The SHIELD Act is a more sweeping legislation that amends New York data security law by imposing new and broader security and notification requirements. One of the more significant and notable aspects of the legislation is its nationwide effect. The law expressly regulates all persons and businesses that collect private information on any New York resident whether or not that regulated business is located, incorporated, or registered to do business in New York. Essentially, the legislation governs all businesses with a website that might have a customer, visitor or subscriber located in New York, and that requires a consumer to register to use the site.

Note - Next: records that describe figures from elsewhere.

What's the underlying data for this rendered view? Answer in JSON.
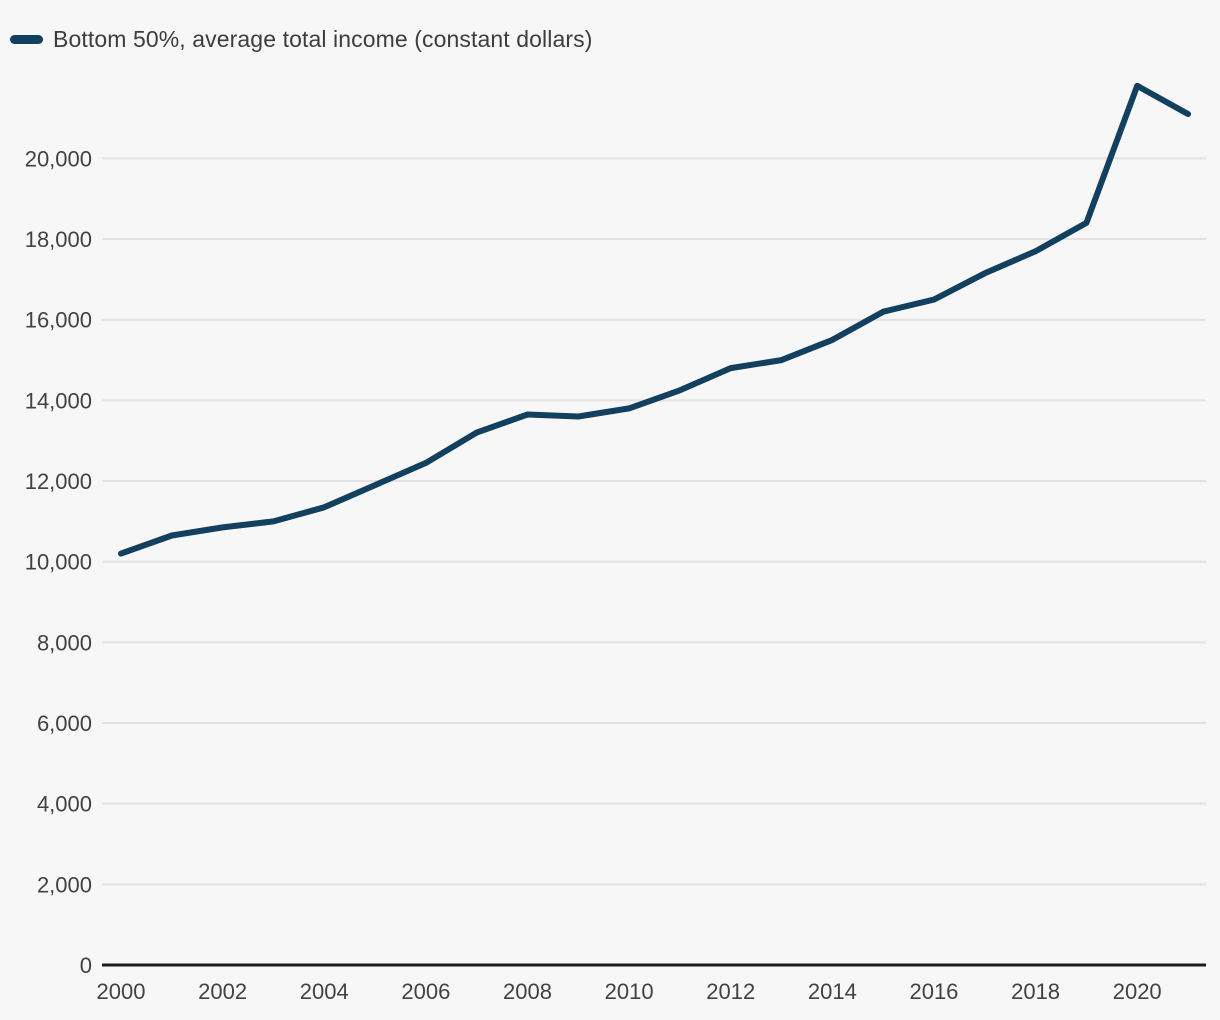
{
  "legend": {
    "label": "Bottom 50%, average total income (constant dollars)"
  },
  "colors": {
    "background": "#f7f7f8",
    "line": "#12405e",
    "gridline": "#e2e2e3",
    "axis_line": "#1c1c1c",
    "tick_text": "#424242",
    "legend_text": "#3d3d3d"
  },
  "chart_data": {
    "type": "line",
    "title": "",
    "legend": "Bottom 50%, average total income (constant dollars)",
    "series": [
      {
        "name": "Bottom 50%, average total income (constant dollars)",
        "x": [
          2000,
          2001,
          2002,
          2003,
          2004,
          2005,
          2006,
          2007,
          2008,
          2009,
          2010,
          2011,
          2012,
          2013,
          2014,
          2015,
          2016,
          2017,
          2018,
          2019,
          2020,
          2021
        ],
        "values": [
          10200,
          10650,
          10850,
          11000,
          11350,
          11900,
          12450,
          13200,
          13650,
          13600,
          13800,
          14250,
          14800,
          15000,
          15500,
          16200,
          16500,
          17150,
          17700,
          18400,
          21800,
          21100
        ]
      }
    ],
    "xlabel": "",
    "ylabel": "",
    "x_ticks": [
      2000,
      2002,
      2004,
      2006,
      2008,
      2010,
      2012,
      2014,
      2016,
      2018,
      2020
    ],
    "y_ticks": [
      0,
      2000,
      4000,
      6000,
      8000,
      10000,
      12000,
      14000,
      16000,
      18000,
      20000
    ],
    "xlim": [
      2000,
      2021
    ],
    "ylim": [
      0,
      22000
    ],
    "grid": "horizontal",
    "legend_position": "top-left",
    "y_tick_format": "comma-thousands"
  }
}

On the security front, it requires businesses that are subject to the law to develop and implement reasonable safeguards to protect the security, confidentiality, and integrity of the private information that they collect. The Act specifies the elements of a reasonable data security program and includes specific administrative, technical, and physical standards. The Act does provide a few limitations on its application. Businesses that are in compliance with other specified data security laws like HIPAA, the Graham-Leach-Bliley Act, or NY DFS Reg. 500, are considered in compliance with the SHIELD Act. In addition, small businesses (defined as having fewer than 50 employees, less than $3 million in gross revenue for each of the last three years, or less than $5 million in total assets) will be subjected to a lower standard for reasonable safeguards of consumer data.
On the notification front, the SHIELD Act expands the types of personal and private information that, if exposed, would trigger a required consumer notification, thus bringing more data breaches within the notification requirement. It also expands the definition of a breach that triggers the notification requirement by including unauthorized access to information without requiring the acquisition of the information by the unauthorized person.
Lastly, while the SHIELD Act does not provide a private right of action, it gives the New York Attorney General broad powers to bring an action for violation of the statute whether to enjoin a continuing of the violation, seek damages suffered by the individuals entitled to notification, or assess civil penalties up to $250,000.